Pas moins de 12.000 emplois existent en Wallonie dans le secteur de l’aéronautique. “Cela fait de nous un pôle mondial, souligne encore Yves Delatte. Et c’est la Wallonie qui tire l’aéronautique belge. Avant la crise du covid, nous générions 200 millions d’euros d’activités en Flandre. Nous sommes une locomotive et il faut continuer à développer le secteur, tout en l’aidant à se décarboner. Les niveaux d’investissements dans la recherche spatiale sont importants, mais l’aéronautique compte tout autant; il faut nous aider à créer les avions durables de demain. Si on ne le fait pas, les Chinois ou les Indiens vont prendre le dessus et continueront à produire des avions polluants à moindre coût.” Tout est dans tout.
“L’espace est la clé de notre sécurité”
Dans un monde devenu incertain, menacé par le défi climatique, mais aussi par le chaos géopolitique, l’espace devient un refuge. Un domaine de rêve et de nouvelles perspectives pour les humains. “L’entrepreneuriat de l’espace est une priorité”, insistait le commissaire européen Thierry Breton lors de la conférence spatiale à Bruxelles. L’EU Space Law, qui entend réguler ces activités nouvelles, fait également partie des priorités européennes ces prochains mois. “L’espace est également la clé de notre sécurité et de notre défense”, appuyait ainsi le commissaire français.

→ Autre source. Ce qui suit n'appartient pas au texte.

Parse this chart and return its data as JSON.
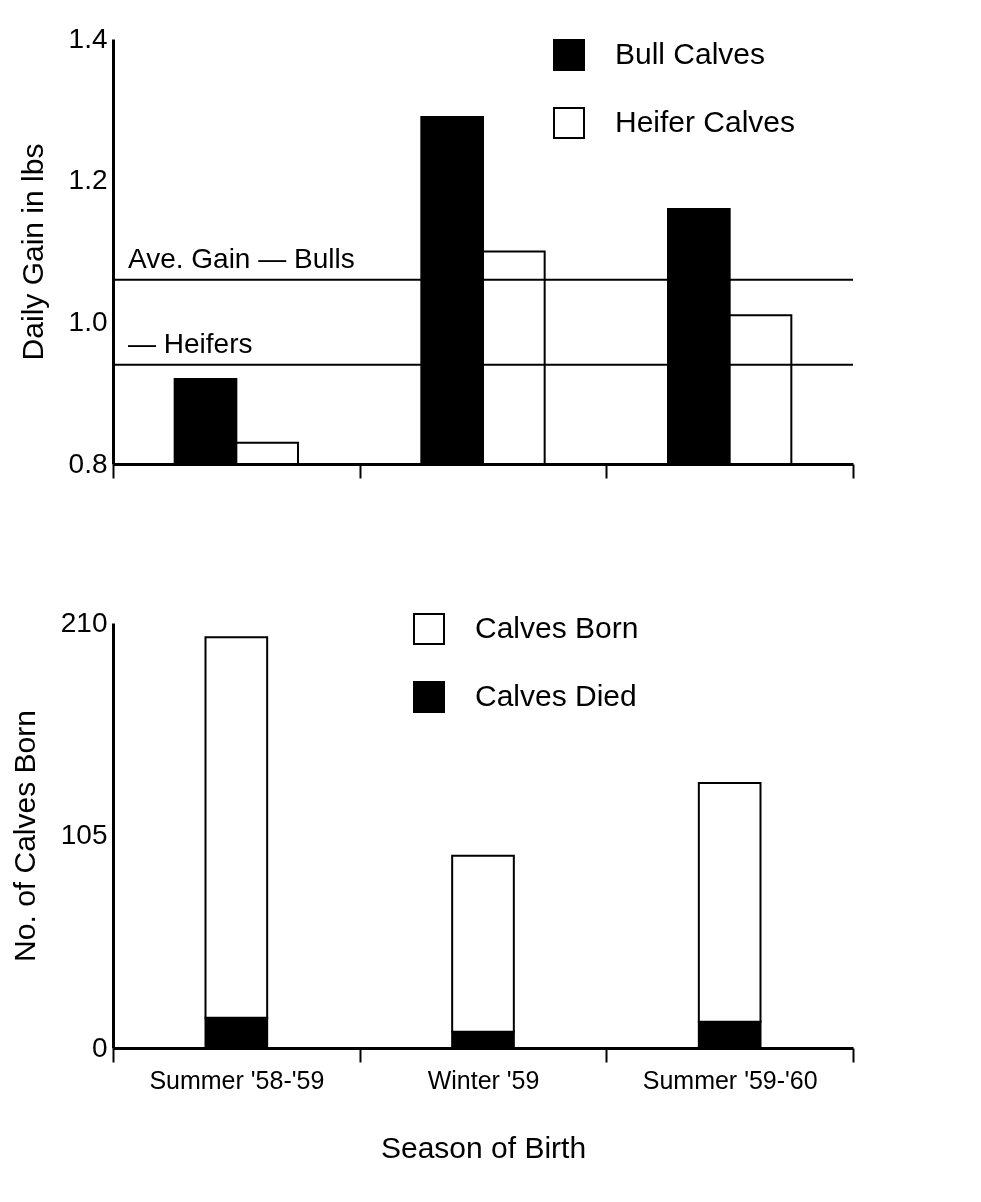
{
  "chart_data": [
    {
      "type": "bar",
      "categories": [
        null,
        null,
        null
      ],
      "series": [
        {
          "name": "Bull Calves",
          "color": "#000000",
          "values": [
            0.92,
            1.29,
            1.16
          ]
        },
        {
          "name": "Heifer Calves",
          "color": "#ffffff",
          "values": [
            0.83,
            1.1,
            1.01
          ]
        }
      ],
      "ylabel": "Daily Gain in lbs",
      "ylim": [
        0.8,
        1.4
      ],
      "yticks": [
        0.8,
        {
          "value": 1,
          "label": "1.0"
        },
        1.2,
        1.4
      ],
      "ref_lines": [
        {
          "axis": "y",
          "value": 1.06,
          "label": "Ave. Gain — Bulls"
        },
        {
          "axis": "y",
          "value": 0.94,
          "label": "— Heifers"
        }
      ],
      "legend": "top right",
      "grid": false
    },
    {
      "type": "bar",
      "categories": [
        "Summer '58-'59",
        "Winter '59",
        "Summer '59-'60"
      ],
      "stacked": true,
      "series": [
        {
          "name": "Calves Died",
          "color": "#000000",
          "values": [
            15,
            8,
            13
          ]
        },
        {
          "name": "Calves Born",
          "color": "#ffffff",
          "values": [
            188,
            87,
            118
          ]
        }
      ],
      "ylabel": "No. of Calves Born",
      "xlabel": "Season of Birth",
      "ylim": [
        0,
        210
      ],
      "yticks": [
        0,
        105,
        210
      ],
      "legend": "top",
      "grid": false
    }
  ]
}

C’est la Wallonie qui tire l’aéronautique belge.” – Yves Delatte, CEO de la Sonaca
“Une autre raison pour laquelle on doit et on va investir de plus en plus dans l’espace, c’est précisément pour ces questions de défense et de sécurité, acquiesce Thomas Dermine. Le patron de l’ESA, Josef Aschbacher, a accordé une interview complète au Financial Times sur ce sujet. Il y a cinq ans, cela aurait été inimaginable qu’une organisation civile comme l’ESA se positionne de la sorte. Or, c’est vital. Dans ce domaine aussi, la Belgique dispose d’un écosystème important. Transformer des technologies civiles en technologies militaires dans l’espace, c’est plus simple que de faire d’une jeep un véhicule blindé: ce sont essentiellement des protocoles d’informations ou des instruments qui changent, mais les technologies sont globalement les mêmes.”

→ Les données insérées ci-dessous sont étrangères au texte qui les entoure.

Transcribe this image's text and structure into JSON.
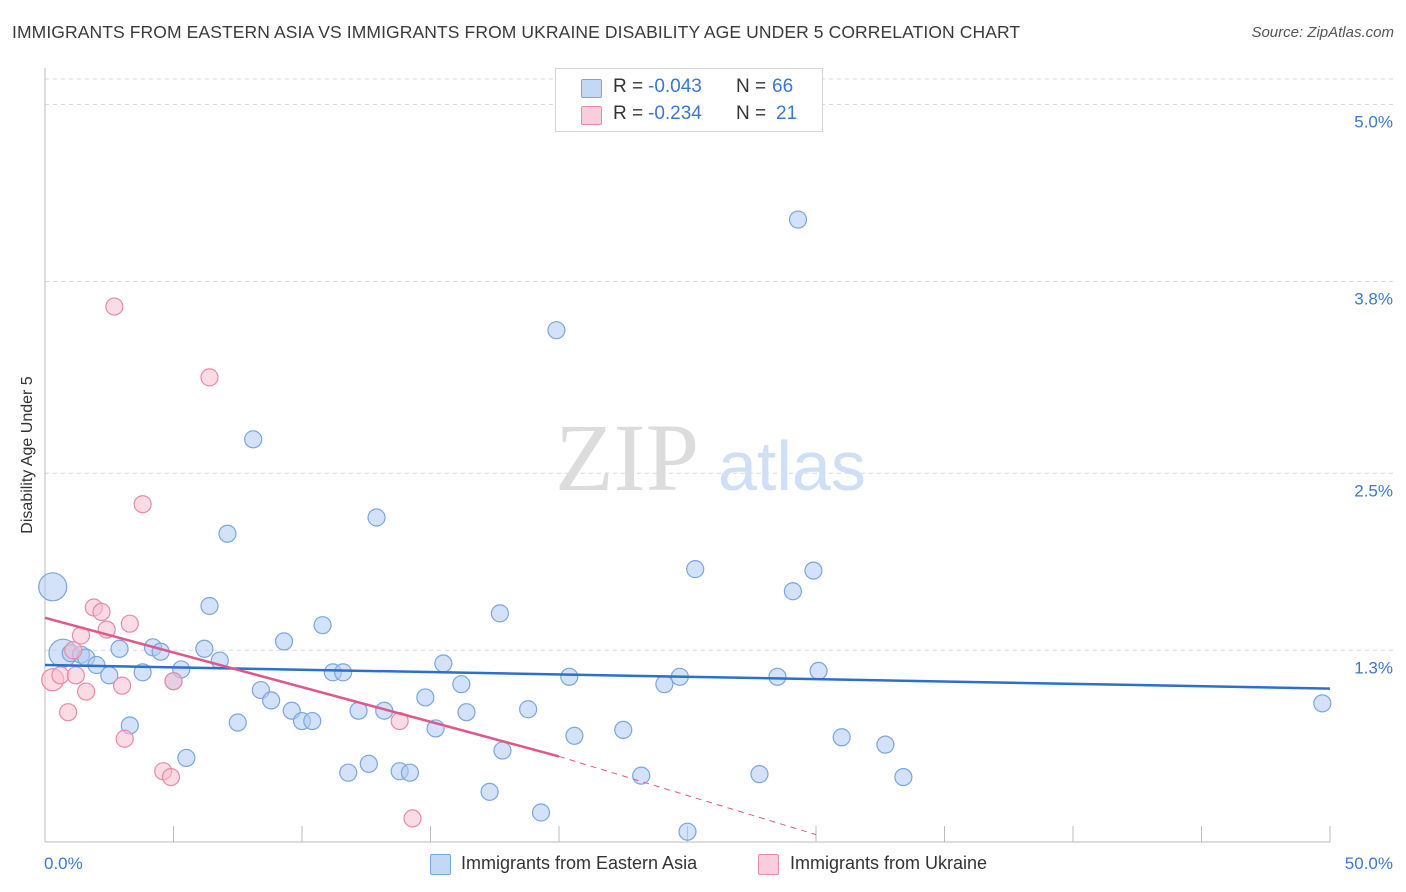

Depuis la Seconde Guerre mondiale, l’Europe a considéré comme acquis les dividendes de la paix et se réveille lentement, suite à l’agression russe contre l’Ukraine, le 24 février 2022. Ce réveil est indispensable, comme il peut contribuer à une dynamique économique globale.
“Il ne faut pas se voiler la face, complète Thomas Dermine, le financement de la Nasa, depuis l’origine de ses programmes, repose essentiellement sur du funding militaire. Si l’on veut que l’Europe et l’ESA soient à armes égales avec d’autres puissances, que ce soient les Américains, les Chinois, les Indiens ou les Saoudiens, il faut mettre des ressources dans le domaine militaire. Et ce qui est intéressant, c’est que l’Europe de l’espace peut aller plus vite que l’Europe de la défense. Parce qu’en matière de défense, les grands Etats membres comme la France ou l’Allemagne ont encore l’illusion qu’ils peuvent avoir une capacité nationale. Tandis que sur l’espace, il faut des ressources d’une telle taille qu’ils n’y arriveront pas en restant isolés.”

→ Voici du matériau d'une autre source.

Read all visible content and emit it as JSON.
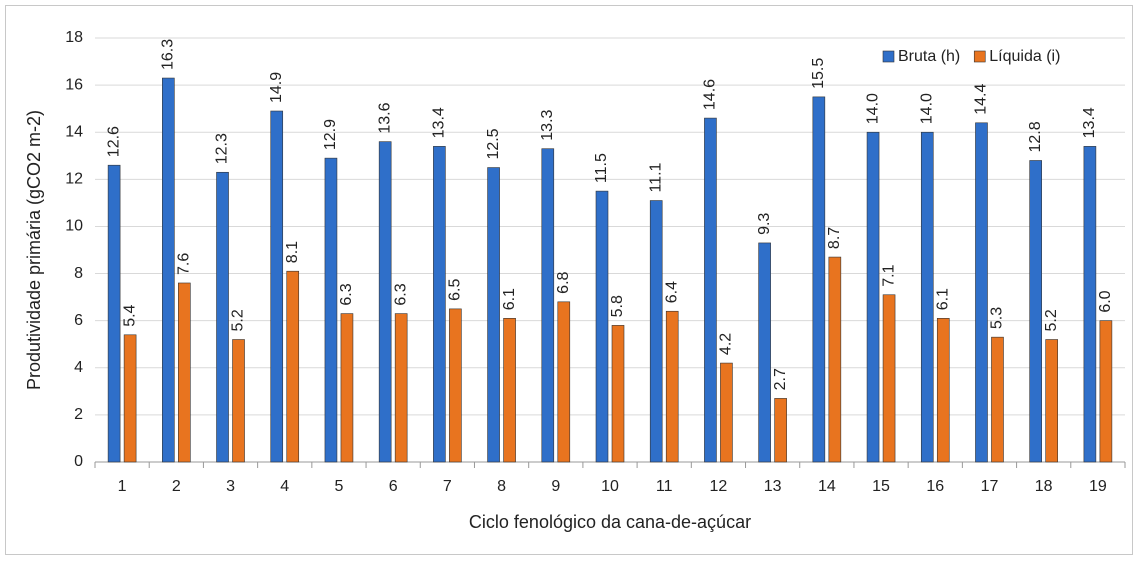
{
  "chart_data": {
    "type": "bar",
    "x_label": "Ciclo fenológico da cana-de-açúcar",
    "y_label": "Produtividade primária (gCO2 m-2)",
    "categories": [
      "1",
      "2",
      "3",
      "4",
      "5",
      "6",
      "7",
      "8",
      "9",
      "10",
      "11",
      "12",
      "13",
      "14",
      "15",
      "16",
      "17",
      "18",
      "19"
    ],
    "series": [
      {
        "name": "Bruta (h)",
        "color": "#2f6fc9",
        "values": [
          12.6,
          16.3,
          12.3,
          14.9,
          12.9,
          13.6,
          13.4,
          12.5,
          13.3,
          11.5,
          11.1,
          14.6,
          9.3,
          15.5,
          14,
          14,
          14.4,
          12.8,
          13.4
        ],
        "value_labels": [
          "12.6",
          "16.3",
          "12.3",
          "14.9",
          "12.9",
          "13.6",
          "13.4",
          "12.5",
          "13.3",
          "11.5",
          "11.1",
          "14.6",
          "9.3",
          "15.5",
          "14.0",
          "14.0",
          "14.4",
          "12.8",
          "13.4"
        ]
      },
      {
        "name": "Líquida (i)",
        "color": "#e8741f",
        "values": [
          5.4,
          7.6,
          5.2,
          8.1,
          6.3,
          6.3,
          6.5,
          6.1,
          6.8,
          5.8,
          6.4,
          4.2,
          2.7,
          8.7,
          7.1,
          6.1,
          5.3,
          5.2,
          6
        ],
        "value_labels": [
          "5.4",
          "7.6",
          "5.2",
          "8.1",
          "6.3",
          "6.3",
          "6.5",
          "6.1",
          "6.8",
          "5.8",
          "6.4",
          "4.2",
          "2.7",
          "8.7",
          "7.1",
          "6.1",
          "5.3",
          "5.2",
          "6.0"
        ]
      }
    ],
    "ylim": [
      0,
      18
    ],
    "yticks": [
      0,
      2,
      4,
      6,
      8,
      10,
      12,
      14,
      16,
      18
    ],
    "grid": true,
    "legend": "top-right"
  }
}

“Notre stratégie, c’est l’aéronautique, l’espace et la défense, il y a des synergies évidentes, confirme Yves Delatte. Les grands sauts technologiques sont souvent venus de l’espace et de la défense, et ont eu des retombées économiques importantes. L’Europe a été trop naïve. Au fond de moi-même, je suis pacifiste et si j’avais une baguette magique, je désarmerais la Terre entière. Mais nous vivons dans un monde avec des nations belliqueuses à nos portes. Si l’on n’est pas capable de se défendre, où s’arrêteront-ils? Une industrie européenne de la défense est indispensable.” Les étoiles sont aussi des armes.